アシル・グロワールもレオ・スプランドールもまとめて排除して、第一王子に有利な場を作ることが、シャルール・クロワイアントの目的だったのではないだろうか。
「うーん……やはり、第一王子は、使えるものは使う、ということなのでしょうね。隙があれば見逃さず、このように利用する、と……」
「ま、第一王子側が大聖堂と繋がってるって決まったわけでもない。神だの何だの言う奴らは大聖堂以外にも居るだろうしな。まだ判断は早い」
ふう、と息を吐きつつ、フェル・プレジルは姿勢を崩した。ここ数日、彼もまた激務に追われている。疲労もそこそこであるようだ。
「だが……第二王子側としては、やっぱり警戒しとくに越したことないだろ?」
「ええ、そう、ですね……」
アレットは神妙な顔をしつつ、内心では『でも勇者が全員まとめて消えてくれるなら、魔物からしてみると、とっても嬉しい』と考える。勇者の魔力を回収できれば尚良いが、まあ、勇者達が滅んでくれるならそれはそれで構わない。
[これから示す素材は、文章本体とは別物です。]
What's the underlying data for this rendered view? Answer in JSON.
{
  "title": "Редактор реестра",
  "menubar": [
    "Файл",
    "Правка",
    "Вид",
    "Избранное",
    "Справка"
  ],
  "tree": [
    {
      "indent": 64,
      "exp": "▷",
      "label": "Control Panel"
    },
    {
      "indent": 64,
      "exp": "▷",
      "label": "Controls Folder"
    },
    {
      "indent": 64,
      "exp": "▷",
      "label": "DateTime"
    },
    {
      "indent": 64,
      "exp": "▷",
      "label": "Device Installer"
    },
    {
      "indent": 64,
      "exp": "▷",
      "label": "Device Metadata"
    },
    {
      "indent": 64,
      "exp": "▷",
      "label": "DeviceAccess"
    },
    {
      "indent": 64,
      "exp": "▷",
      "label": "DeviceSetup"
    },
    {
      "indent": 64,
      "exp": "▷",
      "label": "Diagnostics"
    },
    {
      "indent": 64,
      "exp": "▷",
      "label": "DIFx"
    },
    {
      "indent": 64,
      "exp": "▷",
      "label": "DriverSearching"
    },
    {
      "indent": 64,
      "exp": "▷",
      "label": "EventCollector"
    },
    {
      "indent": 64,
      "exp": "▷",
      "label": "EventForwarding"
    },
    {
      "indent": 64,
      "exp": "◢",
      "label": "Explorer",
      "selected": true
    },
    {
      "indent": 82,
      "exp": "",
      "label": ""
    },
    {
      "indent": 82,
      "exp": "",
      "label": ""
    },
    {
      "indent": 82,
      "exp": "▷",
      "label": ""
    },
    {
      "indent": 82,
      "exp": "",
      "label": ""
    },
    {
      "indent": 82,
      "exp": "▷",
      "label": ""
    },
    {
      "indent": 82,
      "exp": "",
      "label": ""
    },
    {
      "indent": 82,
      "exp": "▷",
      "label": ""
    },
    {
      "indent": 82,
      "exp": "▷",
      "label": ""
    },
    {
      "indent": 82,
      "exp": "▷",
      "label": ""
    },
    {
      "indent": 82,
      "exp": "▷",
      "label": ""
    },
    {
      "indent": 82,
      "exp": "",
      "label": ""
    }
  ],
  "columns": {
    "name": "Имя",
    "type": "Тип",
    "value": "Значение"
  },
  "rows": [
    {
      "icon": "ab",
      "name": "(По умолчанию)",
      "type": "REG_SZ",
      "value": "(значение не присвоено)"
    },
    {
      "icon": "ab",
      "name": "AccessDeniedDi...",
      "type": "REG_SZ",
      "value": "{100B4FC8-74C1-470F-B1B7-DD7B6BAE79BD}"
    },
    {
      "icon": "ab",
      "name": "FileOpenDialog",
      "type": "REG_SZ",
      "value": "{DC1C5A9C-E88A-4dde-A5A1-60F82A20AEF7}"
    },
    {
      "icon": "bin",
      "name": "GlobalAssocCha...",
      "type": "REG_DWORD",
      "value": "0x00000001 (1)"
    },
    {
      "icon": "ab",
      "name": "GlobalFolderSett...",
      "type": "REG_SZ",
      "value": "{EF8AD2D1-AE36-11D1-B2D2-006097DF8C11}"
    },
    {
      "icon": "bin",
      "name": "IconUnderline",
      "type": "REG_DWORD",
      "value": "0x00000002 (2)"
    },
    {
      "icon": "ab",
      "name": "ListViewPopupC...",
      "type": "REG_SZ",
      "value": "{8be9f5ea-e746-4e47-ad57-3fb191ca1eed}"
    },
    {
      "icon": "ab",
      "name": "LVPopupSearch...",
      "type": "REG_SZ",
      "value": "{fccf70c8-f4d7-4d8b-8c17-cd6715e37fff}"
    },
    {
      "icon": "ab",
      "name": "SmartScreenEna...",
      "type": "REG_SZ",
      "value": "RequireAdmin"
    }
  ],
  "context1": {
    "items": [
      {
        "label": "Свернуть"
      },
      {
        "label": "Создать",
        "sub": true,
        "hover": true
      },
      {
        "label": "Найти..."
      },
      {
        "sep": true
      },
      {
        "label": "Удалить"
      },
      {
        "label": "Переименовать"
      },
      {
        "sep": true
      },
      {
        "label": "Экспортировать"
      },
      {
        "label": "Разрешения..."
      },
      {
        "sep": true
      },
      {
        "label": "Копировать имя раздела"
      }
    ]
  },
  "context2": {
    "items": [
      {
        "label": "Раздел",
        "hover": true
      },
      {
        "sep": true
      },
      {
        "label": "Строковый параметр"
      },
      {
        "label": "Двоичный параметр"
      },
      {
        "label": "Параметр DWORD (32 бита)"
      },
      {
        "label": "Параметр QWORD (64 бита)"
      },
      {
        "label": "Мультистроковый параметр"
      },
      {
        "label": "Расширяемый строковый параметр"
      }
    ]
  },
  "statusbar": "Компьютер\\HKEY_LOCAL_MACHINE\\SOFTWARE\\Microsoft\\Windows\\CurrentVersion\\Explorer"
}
「ですが、まだ確定しないことも多いです。騎士団長殿にあまり多くのことをお伝えするのは、ご負担をおかけすることになりそうで……」
アレットは少し考え……そして、やはりこのままもうしばらく放っておくことにした。
それと同時に、思う。
『一人勝ちなんてさせないからね』と。
……シャルール・クロワイアントの狙いは、未だ、完全には読み解けない。どのようにして勇者を生み出したのか、どのようにして神の力の欠片から魔力を抜き出したのか、そうしたことが分からない以上、奴らに一人勝ちさせるのは少々危険だ。
なので……アレットは、勇者達だけではない、全人類の滅亡に向かって、舵を切っていくことを決意した。
そうして、翌日。アレットがアシル・グロワールに少しばかり、報告をしていると。
「殿下!大変です!」
そこへ、伝令が駆け込んできた。何事か、とアレットもアシル・グロワールも注視する中……青ざめた顔で、伝令が言う。
「シャルール・クロワイアントが見つかりました。大聖堂で保護されているそうです。そして……『過ぎた力は平和を損ねる。複数の勇者が存在する状況は神の意志に反する。真なる平和と神への祈りのため、勇者を排除すべきだ』と、大聖堂が……!」
……遂に、動いた。
アレットは予想していた通りの展開に『やっぱりね』と内心で笑う。
人間の国の舵の奪い合いは、もう始まっているのだ。